Opinião
Cidades sem ar, pessoas sem tempo: não vamos mudar?
in JN online
As grandes
cidades estão cada vez mais cercadas. De fumo. Paris ofereceu há dias as
viagens nos transportes públicos e restringiu o uso automóvel para tentar
baixar o nível de poluição. Pequim é o segundo caso mais grave no Mundo - foi
considerada "imprópria para viver" pela Academia de Ciências Sociais
de Xangai. Pior, só Moscovo. No Museu de Arquitetura de Xangai há uma
frase-missão inscrita numa parede que é inesquecível: "O nosso objetivo é
voltar a ver o azul do céu em 2030". Parece surreal.

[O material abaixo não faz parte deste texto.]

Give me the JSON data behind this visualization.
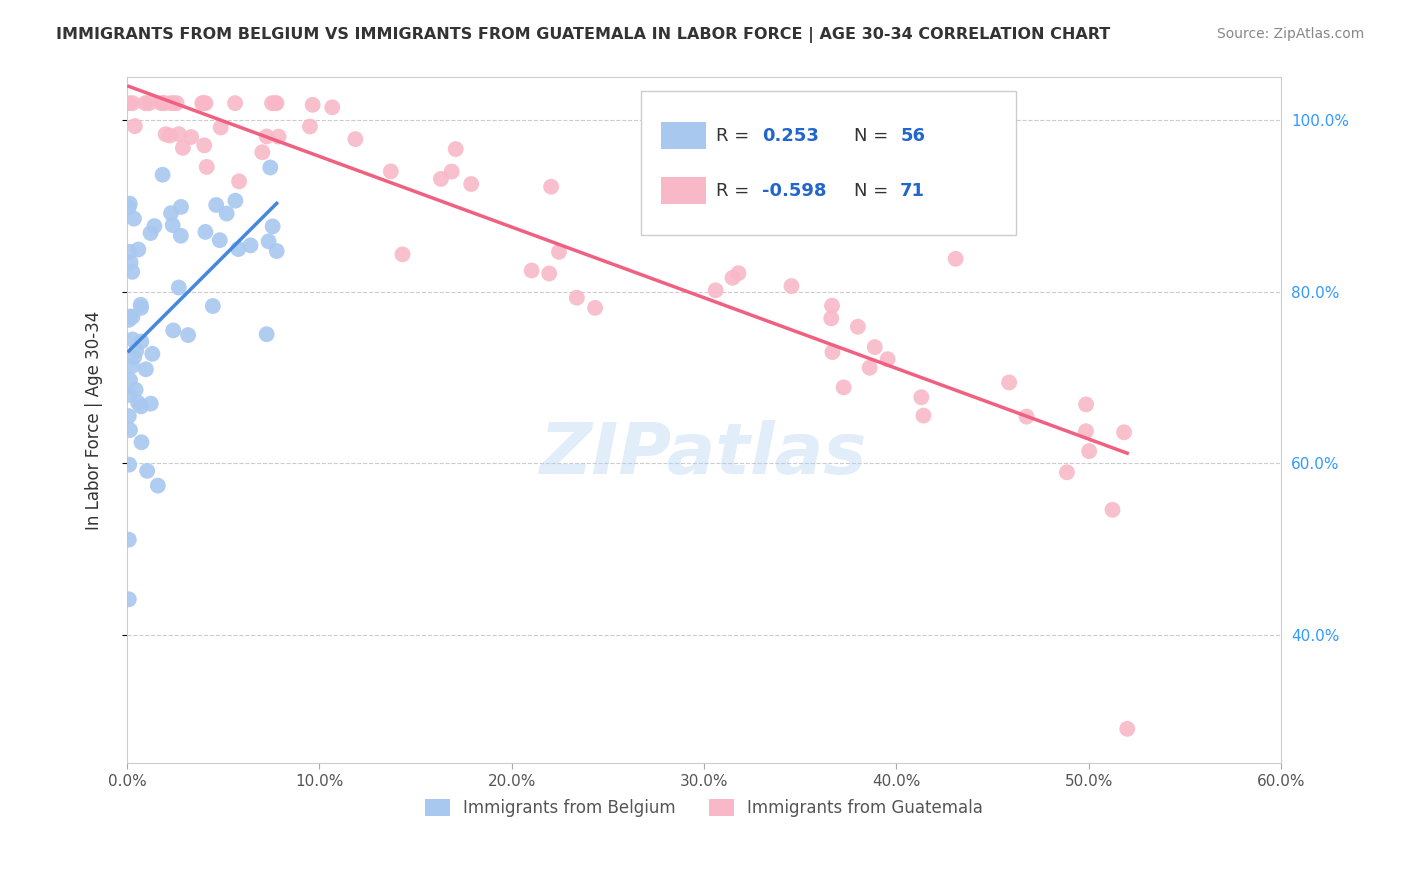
{
  "title": "IMMIGRANTS FROM BELGIUM VS IMMIGRANTS FROM GUATEMALA IN LABOR FORCE | AGE 30-34 CORRELATION CHART",
  "source": "Source: ZipAtlas.com",
  "ylabel": "In Labor Force | Age 30-34",
  "xlim": [
    0.0,
    0.6
  ],
  "ylim": [
    0.25,
    1.05
  ],
  "belgium_color": "#a8c8f0",
  "guatemala_color": "#f8b8c8",
  "belgium_line_color": "#4488dd",
  "guatemala_line_color": "#f06080",
  "belgium_R": 0.253,
  "belgium_N": 56,
  "guatemala_R": -0.598,
  "guatemala_N": 71,
  "legend_color": "#2266cc",
  "watermark": "ZIPatlas",
  "background_color": "#ffffff",
  "grid_color": "#cccccc"
}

Mas quem visitou
cidades onde o azul do céu está sempre escondido por uma cortina de fumo sabe o
caos que estamos a gerar todos os dias.
Para além da
redução da poluição industrial, temos urgentemente de olhar para a mobilidade. Os
transportes públicos são cada vez mais indispensáveis para o futuro das
sociedades. Infelizmente, em Portugal estão tecnicamente falidos e sem
capacidade de poderem aumentar os preços das viagens ou dos passes sociais. Pior
do que isso: não fazem parte das opções para aplicação de alguns fundos
comunitários entre 2014-2020 porque o foco está essencialmente nas mercadorias
ferroviárias.
Compreende-se
muito bem que a União Europeia queira diminuir os camiões nas estradas mas este
raciocínio bipolar dos burocratas do costume está profundamente errado. A
produtividade dos portugueses seria terceiro--mundista se não tivesse havido
bons investimentos nas infraestruturas de transporte - mais metros e
intermodalidade. A produtividade dos portugueses necessita de subir e não há
melhor forma de incrementar a qualidade do valor/hora do que fomentar o uso de
bons transportes públicos. É por isso que, sendo correta a aposta na ferrovia
de mercadorias, é um erro desprezar a modernização ferroviária de passageiros
para viagens de longo curso e, sobretudo, a dos troços regionais e dos metros
das grandes cidades.
Nem tudo
significa investir apenas em novos metros ou comboios. Pode também melhorar-se
o investimento em autocarros privados que circulem em ligação com a outra rede
de transportes - a essencial intermodalidade. É preciso também insistir-se no
reforço dos circuitos viários "bus". E é essencial uma nova relação
com os sindicatos destes setores para que as sistemáticas greves não destruam
uma nova confiança que é preciso construir. Só assim a classe média deixará o
carro próprio.
Outro ponto
importante: a oferta. As empresas públicas de transporte não dão prejuízos por
terem oferta a mais (aliás, ela é cada vez pior) mas essencialmente por terem
ocupação a menos. Com taxas abaixo dos 20% não há milagres. Bastaria que este
número subisse uns pontos e estas empresas teriam margem para um melhor serviço
- incluindo descontos fora das horas de ponta, além de "custos
sociais" para franjas, como a população sénior ou jovem - que não pode
passar sem ele. Barcelona, por exemplo, tem passes que não estão
personalizados. Qualquer pessoa (família, amigo, colega) que quer usar o metro,
usa-o. O que se poupa em poluição compensa a "borla". Além do mais,
há sempre lugares disponíveis...
Para isto
acontecer é preciso penalizar os automóveis. Portagens nas cidades (a par de
menos custos nas autoestradas do interior) são inevitáveis - até como forma de
contrabalançar um país desigual. Os cidadãos das áreas metropolitanas do
litoral têm transportes públicos que não usam e geram dívidas colossais. Entretanto,
há um outro país que não tem transportes dignos e ainda por cima tem de
contribuir através dos impostos para a STCP, Carris, Metros, etc... Não faz
sentido.
Os portugueses
necessitam de dar um salto em frente e pensar bem no que fazer aos novos fundos
estruturais. Investir em "capital humano" também é diminuir o tempo
das deslocações do quotidiano. "Ferrovia" não é apenas facilitar a
vida às empresas com as mercadorias. "Pessoas" é algo de muito mais
complexo do que "formação profissional" ou "reforço do
emprego" através da exportação de contentores. Melhores transportes também
é investir nas "pessoas". Sem equilíbrio entre a sociedade e a
economia andamos sempre aos ziguezagues.